The present government finally sanctioned the project in 2005, proposing deepening the 165-kilometer-long, 300-meter wide waterway, and opening it to ships in 2008.

But last month, amid criticism from Hindu leaders, the Supreme Court stepped in and barred all work until it had heard from both sides.

There has been criticism from other groups, too. Conservationists say the project will destroy marine life and take jobs from Indian and Sri Lankan fishermen. Some scientists worry the dredging could affect the flow of currents and water temperatures.

But it took the Hindu protests to turn the issue into page-one news.

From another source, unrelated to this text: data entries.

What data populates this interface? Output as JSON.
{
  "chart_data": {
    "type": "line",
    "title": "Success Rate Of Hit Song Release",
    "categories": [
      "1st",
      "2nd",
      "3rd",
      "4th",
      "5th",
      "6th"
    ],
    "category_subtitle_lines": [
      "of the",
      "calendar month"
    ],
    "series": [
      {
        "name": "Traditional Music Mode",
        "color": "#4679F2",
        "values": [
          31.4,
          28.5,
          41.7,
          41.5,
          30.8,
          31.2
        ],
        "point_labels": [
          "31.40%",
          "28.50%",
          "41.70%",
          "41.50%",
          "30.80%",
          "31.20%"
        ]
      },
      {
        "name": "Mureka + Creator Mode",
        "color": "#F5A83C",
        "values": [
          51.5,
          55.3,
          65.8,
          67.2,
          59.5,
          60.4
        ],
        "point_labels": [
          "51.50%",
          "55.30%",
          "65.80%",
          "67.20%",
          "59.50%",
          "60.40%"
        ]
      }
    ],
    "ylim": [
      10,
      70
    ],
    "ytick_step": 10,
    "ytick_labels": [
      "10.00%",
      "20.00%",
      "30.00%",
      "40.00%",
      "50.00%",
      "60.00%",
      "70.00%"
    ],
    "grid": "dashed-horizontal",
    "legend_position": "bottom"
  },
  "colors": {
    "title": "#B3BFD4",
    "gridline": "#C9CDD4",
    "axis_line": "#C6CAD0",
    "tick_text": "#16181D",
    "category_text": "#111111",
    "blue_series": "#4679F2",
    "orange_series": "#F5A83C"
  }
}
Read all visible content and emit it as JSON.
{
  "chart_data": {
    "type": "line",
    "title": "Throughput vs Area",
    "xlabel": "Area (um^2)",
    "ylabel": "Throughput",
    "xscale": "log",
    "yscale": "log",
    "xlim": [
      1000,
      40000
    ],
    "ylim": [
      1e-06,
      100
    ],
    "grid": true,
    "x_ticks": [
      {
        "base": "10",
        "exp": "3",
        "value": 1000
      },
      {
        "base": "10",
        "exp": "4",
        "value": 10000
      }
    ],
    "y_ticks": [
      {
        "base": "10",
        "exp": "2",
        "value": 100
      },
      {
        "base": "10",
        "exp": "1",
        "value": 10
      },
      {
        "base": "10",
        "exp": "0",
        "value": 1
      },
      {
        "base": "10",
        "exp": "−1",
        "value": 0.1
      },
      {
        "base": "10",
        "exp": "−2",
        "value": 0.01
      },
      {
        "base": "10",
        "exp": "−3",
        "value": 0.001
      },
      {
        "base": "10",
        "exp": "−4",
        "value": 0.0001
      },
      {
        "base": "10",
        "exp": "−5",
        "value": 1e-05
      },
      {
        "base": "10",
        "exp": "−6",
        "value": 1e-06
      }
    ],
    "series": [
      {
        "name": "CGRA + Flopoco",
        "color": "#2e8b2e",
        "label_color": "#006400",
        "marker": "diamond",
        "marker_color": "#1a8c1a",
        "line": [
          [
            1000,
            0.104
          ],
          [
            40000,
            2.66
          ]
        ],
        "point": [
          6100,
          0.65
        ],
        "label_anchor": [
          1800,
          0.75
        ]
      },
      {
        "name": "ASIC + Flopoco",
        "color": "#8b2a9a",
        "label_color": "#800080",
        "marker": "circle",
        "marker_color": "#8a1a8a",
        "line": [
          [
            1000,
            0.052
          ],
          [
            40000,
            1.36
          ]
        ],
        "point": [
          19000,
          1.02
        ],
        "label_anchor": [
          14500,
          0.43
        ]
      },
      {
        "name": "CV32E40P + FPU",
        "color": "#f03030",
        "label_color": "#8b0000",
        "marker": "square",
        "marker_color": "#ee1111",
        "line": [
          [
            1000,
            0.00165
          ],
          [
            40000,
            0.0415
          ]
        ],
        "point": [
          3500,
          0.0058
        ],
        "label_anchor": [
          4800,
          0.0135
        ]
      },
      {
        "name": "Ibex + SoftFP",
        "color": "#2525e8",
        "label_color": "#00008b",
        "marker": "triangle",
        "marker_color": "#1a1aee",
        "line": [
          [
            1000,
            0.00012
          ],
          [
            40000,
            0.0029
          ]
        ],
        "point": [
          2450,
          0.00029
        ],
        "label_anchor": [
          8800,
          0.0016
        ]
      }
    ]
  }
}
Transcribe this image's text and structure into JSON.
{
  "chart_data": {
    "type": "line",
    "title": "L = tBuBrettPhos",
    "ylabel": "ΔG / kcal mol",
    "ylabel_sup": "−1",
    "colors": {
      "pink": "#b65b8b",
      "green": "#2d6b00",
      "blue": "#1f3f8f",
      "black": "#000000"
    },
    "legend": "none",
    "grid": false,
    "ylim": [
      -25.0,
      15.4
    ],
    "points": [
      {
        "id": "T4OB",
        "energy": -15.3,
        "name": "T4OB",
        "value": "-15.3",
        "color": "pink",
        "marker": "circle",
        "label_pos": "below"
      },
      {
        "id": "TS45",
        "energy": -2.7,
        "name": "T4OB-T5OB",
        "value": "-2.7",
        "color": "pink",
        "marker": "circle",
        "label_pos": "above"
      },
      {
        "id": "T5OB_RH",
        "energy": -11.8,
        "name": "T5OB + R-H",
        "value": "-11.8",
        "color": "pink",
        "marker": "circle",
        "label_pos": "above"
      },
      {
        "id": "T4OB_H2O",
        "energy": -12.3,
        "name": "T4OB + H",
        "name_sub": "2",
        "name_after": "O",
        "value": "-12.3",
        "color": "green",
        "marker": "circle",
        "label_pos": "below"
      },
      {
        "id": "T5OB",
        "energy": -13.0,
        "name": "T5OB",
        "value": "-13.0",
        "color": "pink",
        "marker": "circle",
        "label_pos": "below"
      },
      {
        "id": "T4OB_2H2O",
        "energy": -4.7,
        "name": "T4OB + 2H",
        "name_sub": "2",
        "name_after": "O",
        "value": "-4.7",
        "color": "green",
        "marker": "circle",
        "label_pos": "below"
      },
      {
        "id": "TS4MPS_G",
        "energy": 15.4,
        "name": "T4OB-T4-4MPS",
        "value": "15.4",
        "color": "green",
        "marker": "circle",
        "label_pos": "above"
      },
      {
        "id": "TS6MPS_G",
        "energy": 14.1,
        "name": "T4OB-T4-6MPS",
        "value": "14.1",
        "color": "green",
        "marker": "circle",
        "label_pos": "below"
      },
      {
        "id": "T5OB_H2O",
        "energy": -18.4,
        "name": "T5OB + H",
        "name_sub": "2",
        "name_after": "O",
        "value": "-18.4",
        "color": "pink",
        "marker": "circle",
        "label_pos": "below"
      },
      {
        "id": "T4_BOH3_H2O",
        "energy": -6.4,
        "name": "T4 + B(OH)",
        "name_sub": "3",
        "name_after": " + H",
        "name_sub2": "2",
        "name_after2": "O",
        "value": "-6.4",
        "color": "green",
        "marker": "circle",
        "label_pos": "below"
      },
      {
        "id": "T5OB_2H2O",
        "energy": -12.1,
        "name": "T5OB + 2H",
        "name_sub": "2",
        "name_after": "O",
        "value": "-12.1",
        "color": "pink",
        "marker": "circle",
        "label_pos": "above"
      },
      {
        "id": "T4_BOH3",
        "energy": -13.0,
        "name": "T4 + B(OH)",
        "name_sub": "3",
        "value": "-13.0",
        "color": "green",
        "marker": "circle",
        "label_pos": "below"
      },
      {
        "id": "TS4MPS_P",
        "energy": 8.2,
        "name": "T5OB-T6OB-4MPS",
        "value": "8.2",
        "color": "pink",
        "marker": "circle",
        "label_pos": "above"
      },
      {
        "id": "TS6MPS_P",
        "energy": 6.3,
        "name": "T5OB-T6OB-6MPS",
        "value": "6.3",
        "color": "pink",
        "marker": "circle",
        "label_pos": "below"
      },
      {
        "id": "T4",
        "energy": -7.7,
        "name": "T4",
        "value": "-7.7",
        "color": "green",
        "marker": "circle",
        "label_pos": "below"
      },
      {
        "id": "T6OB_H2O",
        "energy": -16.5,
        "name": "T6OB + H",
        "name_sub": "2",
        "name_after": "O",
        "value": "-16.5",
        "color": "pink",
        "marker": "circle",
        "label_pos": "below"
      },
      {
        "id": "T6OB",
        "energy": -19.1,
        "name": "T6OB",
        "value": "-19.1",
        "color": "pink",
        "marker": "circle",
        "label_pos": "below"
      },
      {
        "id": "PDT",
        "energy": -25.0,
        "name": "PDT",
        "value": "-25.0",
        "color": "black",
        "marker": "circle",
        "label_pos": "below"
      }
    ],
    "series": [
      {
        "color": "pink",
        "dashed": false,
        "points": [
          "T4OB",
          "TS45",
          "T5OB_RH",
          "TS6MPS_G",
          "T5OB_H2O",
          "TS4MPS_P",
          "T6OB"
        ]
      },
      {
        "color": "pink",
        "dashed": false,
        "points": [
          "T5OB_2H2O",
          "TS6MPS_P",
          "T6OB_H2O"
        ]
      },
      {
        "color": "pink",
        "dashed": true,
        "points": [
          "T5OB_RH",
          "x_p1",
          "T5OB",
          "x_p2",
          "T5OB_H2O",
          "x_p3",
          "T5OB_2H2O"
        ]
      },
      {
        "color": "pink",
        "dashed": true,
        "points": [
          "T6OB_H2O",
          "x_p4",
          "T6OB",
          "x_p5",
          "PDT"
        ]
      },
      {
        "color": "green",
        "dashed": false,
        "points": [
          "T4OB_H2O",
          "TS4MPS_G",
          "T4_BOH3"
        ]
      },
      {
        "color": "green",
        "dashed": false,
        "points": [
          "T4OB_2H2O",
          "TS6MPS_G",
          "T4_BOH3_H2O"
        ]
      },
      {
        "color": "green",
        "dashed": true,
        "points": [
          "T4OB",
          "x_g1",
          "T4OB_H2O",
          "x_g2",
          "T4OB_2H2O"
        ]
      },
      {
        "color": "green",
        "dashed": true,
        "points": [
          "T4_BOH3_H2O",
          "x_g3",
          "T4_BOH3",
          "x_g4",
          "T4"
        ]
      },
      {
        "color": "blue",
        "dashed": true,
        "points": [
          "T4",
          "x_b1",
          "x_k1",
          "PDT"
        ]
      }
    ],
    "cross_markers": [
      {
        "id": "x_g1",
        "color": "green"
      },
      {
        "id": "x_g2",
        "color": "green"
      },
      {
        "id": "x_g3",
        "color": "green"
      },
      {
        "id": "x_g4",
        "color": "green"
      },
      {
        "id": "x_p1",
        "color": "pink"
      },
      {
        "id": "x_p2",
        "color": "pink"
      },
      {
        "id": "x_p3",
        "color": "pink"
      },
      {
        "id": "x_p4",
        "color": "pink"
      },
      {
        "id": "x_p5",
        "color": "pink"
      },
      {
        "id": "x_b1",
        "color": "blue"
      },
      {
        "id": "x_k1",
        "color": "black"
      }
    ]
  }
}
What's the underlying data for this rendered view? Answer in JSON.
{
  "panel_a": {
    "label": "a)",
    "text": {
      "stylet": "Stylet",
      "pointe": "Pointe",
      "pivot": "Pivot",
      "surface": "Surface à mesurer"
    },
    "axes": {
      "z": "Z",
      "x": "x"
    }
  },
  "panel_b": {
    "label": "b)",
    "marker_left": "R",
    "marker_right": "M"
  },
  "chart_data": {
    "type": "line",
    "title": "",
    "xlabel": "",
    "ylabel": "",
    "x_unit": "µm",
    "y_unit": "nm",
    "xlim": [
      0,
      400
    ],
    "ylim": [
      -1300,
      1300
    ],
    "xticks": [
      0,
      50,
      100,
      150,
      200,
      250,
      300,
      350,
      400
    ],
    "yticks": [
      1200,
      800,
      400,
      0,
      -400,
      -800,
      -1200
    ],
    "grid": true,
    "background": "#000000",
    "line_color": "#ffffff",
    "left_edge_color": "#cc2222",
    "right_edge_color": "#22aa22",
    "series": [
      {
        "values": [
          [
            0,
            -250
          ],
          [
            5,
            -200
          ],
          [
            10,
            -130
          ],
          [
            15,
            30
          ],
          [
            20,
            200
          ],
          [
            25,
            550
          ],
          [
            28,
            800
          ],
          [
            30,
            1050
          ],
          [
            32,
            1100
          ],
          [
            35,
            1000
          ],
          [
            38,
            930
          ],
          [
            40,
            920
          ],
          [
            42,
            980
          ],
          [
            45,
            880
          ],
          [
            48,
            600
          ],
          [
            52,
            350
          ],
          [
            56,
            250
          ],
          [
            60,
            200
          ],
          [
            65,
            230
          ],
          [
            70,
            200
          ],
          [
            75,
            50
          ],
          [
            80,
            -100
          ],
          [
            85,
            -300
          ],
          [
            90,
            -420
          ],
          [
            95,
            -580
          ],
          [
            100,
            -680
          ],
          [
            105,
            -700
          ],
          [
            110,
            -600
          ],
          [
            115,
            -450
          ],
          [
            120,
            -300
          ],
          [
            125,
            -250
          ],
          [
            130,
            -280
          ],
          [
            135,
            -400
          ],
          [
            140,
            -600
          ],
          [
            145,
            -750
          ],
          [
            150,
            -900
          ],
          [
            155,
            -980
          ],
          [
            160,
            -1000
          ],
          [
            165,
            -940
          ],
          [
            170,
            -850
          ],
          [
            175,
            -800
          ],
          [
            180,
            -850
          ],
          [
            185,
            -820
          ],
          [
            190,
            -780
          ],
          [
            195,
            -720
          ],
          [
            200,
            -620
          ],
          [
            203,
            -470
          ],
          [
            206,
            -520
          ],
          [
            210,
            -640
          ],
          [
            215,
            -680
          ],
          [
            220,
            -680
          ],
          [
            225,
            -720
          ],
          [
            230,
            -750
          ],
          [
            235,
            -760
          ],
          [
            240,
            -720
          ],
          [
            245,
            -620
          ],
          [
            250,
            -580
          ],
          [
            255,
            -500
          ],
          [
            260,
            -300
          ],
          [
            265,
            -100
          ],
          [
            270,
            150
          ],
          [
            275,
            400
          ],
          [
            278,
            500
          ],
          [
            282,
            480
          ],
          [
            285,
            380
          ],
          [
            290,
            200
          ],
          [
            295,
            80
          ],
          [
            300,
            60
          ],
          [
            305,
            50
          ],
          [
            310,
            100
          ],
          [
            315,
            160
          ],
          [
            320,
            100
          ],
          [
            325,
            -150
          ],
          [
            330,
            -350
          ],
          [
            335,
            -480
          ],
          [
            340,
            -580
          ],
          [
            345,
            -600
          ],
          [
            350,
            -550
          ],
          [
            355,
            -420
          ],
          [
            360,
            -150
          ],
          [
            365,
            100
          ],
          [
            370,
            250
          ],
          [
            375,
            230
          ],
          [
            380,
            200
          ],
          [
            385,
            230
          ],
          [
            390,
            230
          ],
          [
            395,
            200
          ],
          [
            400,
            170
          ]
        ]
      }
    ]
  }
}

According to Hindu mythology, Rama built the chain of shoals and reefs - known to most Hindus as Rama Setu, or Rama’s Bridge - with the help of the monkey god Hanuman and his army of helpers. They used it to travel to Sri Lanka to battle the demon king Ravana, who had abducted Rama’s wife, Sita.

Turning it into a construction site was nothing short of a slap at the Ramayana and Ramcharitamanas - sacred, ancient epics about the life of Rama.

“It is a crude attempt at insulting our culture, civilizational heritage and Hindu sentiments,” said a Bharatiya Janata Party leader, Ravi Shankar Prasad, the Hindustan Times reported.

The government, for its part, couldn’t apologize enough.

“The central government is alive and conscious of religious sensibilities,” the government said as it withdrew its statement, according to the Press Trust of India news agency. “The central government has total respect for all religions, and Hinduism in particular, in the context of the present case.”